А может, отчасти, он был патриотом? Нe то что отчасти: он был патриотом до мозга костей, до сердцевины! Нет ни одного слова, которое было бы им написано или сказано — без любви, без чувства пронзительной боли, сродненности и с землей, и с народом. Вот, например, его строки, которые могут служить девизом всех вообще патриотов:
“...приметы того клочка земли, который, закрыв глаза, могу представить себе до пятнышка и с которым связано все лучшее, что есть во мне. Более того — это сам я как личность. Эта связь всегда была дорога для меня и даже томительна”.
(“Родина и чужбина”)
Похоже, что мы утыкаемся в неодолимое противоречие. Где же истина? Что, Твардовский кривил душой, притворялся — в одной из своих ипостасей?
Истина о Твардовском принадлежит не одной из сторон — она лежит даже не посередине, — но она обнимает и то, и другое, она принимает в себя и Твардовского-почвенника, и Твардовского-демократа. Ибо истина — это та глубина сущего, которая включает и удерживает противоположности. Да — и нет, день — и ночь, черное — белое; противоположности входят в истину и пребывают в ее полноте.

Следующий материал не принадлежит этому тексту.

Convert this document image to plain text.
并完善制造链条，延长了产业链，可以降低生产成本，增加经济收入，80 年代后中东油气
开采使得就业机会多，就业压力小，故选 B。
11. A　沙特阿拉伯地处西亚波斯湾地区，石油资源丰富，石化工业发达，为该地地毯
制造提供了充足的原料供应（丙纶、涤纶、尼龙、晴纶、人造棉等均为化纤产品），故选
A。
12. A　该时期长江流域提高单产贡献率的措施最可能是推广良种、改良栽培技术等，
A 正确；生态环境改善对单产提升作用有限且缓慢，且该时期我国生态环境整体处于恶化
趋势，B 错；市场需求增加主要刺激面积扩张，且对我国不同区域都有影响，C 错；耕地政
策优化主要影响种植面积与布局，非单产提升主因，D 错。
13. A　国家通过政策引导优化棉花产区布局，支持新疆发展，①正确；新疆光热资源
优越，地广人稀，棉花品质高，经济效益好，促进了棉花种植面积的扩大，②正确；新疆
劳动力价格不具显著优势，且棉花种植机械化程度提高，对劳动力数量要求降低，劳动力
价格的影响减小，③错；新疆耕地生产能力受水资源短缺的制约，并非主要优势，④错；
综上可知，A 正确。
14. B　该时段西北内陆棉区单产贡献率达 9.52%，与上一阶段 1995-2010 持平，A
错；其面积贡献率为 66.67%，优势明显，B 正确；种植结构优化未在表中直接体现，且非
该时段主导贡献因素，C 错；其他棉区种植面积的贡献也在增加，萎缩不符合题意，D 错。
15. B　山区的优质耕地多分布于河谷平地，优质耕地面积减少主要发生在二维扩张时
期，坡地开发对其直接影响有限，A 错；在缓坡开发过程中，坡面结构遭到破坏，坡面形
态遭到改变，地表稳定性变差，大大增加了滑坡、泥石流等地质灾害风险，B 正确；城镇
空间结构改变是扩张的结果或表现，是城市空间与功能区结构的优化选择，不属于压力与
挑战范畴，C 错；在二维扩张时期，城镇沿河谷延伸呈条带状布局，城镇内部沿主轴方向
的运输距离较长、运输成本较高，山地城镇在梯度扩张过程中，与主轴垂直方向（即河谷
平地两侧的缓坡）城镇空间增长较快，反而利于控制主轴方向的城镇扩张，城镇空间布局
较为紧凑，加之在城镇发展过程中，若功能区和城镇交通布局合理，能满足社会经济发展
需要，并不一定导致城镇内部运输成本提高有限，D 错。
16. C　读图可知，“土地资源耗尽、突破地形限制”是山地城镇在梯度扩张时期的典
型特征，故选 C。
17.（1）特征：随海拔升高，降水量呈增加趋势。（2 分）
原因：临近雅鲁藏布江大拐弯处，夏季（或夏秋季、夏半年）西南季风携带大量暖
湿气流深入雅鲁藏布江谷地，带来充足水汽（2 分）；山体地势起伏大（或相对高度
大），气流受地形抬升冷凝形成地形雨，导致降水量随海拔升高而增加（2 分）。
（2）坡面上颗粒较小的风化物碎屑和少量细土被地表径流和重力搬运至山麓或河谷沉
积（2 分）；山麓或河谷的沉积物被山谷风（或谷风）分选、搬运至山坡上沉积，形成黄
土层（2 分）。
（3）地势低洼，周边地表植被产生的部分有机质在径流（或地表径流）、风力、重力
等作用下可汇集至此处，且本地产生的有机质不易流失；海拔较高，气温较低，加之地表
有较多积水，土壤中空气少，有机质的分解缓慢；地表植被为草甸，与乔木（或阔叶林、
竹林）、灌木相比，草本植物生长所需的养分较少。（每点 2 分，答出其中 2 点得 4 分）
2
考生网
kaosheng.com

Это не что-нибудь новое, это — школьный курс диалектики. Жизнь, например: она хороша — или, может, ужасна? И хороша, и ужасна одновременно. Или вот Пушкин: он был западник или славянофил? Во-первых, при его жизни русская мысль и культура еще не раскололись на два эти лагеря: сама личность Пушкина как бы не допускала такого. Можно сказать, он был сразу и то, и другое: Пушкин был большим славянофилом, чем Киреевские и Хомяков, вместе взятые, — и не меньшим западником, чем Чаадаев и Герцен. Пушкин был ближе к истине, чем любой, относящийся к партии, то есть “частичный”, не способный вместить полноты, человек.
Попутно замечу: в свете вот именно этой проблемы можно рассматривать пушкинскую “Барышню-крестьянку” — в которой, кажется, до сих пор видят только изящно рассказанный анекдот. Лиза, живая, порывисто-смелая (смуглая, как сам Пушкин!) девушка, объединяет собою, силой своей удивительной личности и сословные (крестьянка — барышня), и даже “партийные” противоречия. Через нее роднится семья русофилов Берестовых — и англоманы Муромские. Пушкин сам дает ключ к прочтению повести: “...шутки поверхностного наблюдателя не могут уничтожить их (уездных барышень. — А. У. ) существенных достоинств, из коих главное: о с о б е н н о с т ь х а р а к т е р а, с а м о б ы т н о с т ь (individualite), без чего, по мнению Жан-Поля, не существует человеческого величия”.